Bill Morneau’s proposed tax changes have been met with fierce opposition by industry insiders
Finance Minister Bill Morneau’s proposed tax changes have the potential to seriously impact Canadian business owners and entrepreneurs. Under the new stringent rules, the government plans to tighten in three areas in which business owners currently reduce taxes: income splitting with family members, the use of passive investment portfolios within a private corporation and the conversion of a regular income into capital gains.
“We had been given a heads up on what was happening so I wasn’t too surprised by some of the proposals, but I was absolutely astonished at the almost draconian level that some of it went to,” says Jason Pereira, Senior Financial Consultant at IPC Securities Corp. “The government has gone to a level I never thought they would.”
Although Pereira can see the sense in clamping down on the conversion of a private corporation’s regular income into capital gains, he’s sees the other two proposals as being “ridiculous and completely counter-intuitive”.
“I do not see any semblance of economic responsibility from this government, both on the economic and federal level, and frankly someone has to pay the bill,” Pereira says. “How many times are they going to kick business owners and entrepreneurs in the teeth in the next couple of years? We are now dealing with 53% marginal rates in Ontario and rates north of 50% in 7 out of 10 provinces. The term ‘fair’ is propaganda.”
As part of the proposed changes, the government wants to extend the taxation on the income splitting act – often known as the ‘kiddie tax’ – to anyone under the age of 25. They also want to introduce a ‘reasonableness’ test to determine how involved a family member is with the business that compensates them. It appears as though the test would have no schedule or scale to determine what is reasonable; it would be left open to the interpretation of an auditor.
“Entrepreneurship is the driver of any capitalist economy – something like 48% of the labour force in this country work for a company of less than 100 people, which were started by people who took an enormous risk with their financial future,” Pereira says. “The average entrepreneur is not earning much more than the average non entrepreneur, so these tax saving strategies helped to support their ability to work long hours and late nights.”
Under the new proposal, gains accrued in a company’s shares while they’re in a trust will no longer qualify for the capital gains exemption. Pereira believes this will force many companies to restructure because, under the current rules, a business owner could pass shares onto their heirs or spouse but still maintain control of those shares. The new laws would force business owners to give up control.

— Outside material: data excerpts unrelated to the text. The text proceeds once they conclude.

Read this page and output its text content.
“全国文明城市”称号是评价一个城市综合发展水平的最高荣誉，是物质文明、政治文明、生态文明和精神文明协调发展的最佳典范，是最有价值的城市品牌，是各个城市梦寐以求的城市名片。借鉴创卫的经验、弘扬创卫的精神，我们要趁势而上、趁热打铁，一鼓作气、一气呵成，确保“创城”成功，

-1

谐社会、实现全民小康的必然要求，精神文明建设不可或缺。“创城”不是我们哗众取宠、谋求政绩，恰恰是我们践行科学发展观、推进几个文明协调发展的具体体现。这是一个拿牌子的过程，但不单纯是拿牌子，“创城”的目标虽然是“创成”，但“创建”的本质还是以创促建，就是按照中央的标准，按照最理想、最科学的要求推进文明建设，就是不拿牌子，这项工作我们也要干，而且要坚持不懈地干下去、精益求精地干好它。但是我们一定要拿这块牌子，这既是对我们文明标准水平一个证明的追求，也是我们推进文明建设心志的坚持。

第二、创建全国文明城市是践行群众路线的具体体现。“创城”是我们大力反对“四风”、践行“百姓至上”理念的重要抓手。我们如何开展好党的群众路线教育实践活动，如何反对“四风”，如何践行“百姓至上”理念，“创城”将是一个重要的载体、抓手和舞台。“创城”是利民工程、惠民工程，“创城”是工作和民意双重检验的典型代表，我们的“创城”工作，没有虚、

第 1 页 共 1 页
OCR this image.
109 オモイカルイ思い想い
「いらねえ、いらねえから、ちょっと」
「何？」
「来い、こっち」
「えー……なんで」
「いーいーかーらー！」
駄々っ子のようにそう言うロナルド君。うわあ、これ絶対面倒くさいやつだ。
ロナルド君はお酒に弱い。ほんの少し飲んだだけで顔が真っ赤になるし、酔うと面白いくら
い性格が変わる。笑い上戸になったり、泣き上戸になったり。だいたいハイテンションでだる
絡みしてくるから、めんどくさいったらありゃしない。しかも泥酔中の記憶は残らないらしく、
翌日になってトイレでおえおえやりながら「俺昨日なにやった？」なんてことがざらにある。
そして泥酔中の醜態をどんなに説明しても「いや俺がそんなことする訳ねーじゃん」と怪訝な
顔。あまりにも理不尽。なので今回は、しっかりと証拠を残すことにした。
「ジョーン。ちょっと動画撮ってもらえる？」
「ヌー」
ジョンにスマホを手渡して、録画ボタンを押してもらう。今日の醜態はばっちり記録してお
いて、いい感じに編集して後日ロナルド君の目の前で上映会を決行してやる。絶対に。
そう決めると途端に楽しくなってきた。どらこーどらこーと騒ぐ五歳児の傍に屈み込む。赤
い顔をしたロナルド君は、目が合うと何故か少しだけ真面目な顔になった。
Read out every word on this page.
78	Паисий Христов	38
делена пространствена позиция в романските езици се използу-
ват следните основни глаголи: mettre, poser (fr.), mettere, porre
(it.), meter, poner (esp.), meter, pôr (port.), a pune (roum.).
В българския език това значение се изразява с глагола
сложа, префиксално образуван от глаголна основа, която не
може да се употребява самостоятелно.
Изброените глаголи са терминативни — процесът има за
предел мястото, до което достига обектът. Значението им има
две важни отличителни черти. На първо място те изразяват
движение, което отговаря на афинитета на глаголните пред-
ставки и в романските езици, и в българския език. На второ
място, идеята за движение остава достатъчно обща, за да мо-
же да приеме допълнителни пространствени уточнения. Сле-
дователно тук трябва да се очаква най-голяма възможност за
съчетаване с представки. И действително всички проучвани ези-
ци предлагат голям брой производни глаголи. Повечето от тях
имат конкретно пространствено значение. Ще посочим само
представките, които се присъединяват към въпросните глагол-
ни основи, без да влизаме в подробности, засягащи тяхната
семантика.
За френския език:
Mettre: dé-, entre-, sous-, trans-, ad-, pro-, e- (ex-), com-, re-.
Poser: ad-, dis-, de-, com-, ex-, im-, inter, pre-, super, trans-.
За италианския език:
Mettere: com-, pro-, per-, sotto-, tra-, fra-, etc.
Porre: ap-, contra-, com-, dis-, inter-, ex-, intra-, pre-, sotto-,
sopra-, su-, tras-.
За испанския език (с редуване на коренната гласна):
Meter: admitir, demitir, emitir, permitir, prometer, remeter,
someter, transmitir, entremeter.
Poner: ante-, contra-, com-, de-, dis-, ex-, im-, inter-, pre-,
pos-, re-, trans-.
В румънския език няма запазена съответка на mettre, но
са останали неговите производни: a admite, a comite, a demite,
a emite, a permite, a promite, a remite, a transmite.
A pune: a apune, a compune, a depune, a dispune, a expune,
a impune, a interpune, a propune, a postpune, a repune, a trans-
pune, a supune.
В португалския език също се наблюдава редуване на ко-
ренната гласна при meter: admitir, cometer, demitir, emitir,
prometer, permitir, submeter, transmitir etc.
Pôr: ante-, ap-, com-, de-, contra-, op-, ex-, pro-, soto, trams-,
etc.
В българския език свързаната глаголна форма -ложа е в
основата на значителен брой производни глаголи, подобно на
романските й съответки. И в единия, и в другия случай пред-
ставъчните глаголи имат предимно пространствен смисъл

“The government is telling entrepreneurs that there are no privileges to entrepreneurship – not a single tax break,” Pereira says. "If you want to pass on that business to the next generation the only break is the capital gains exemption, but that is a maximum saving of $200,000.”
“People are building businesses and contributing to the economy but only get a tax break of $200,000 regardless of how valuable their business is – it’s ridiculous. There were things the government could have done that were not as bad, they really went for the jugular.”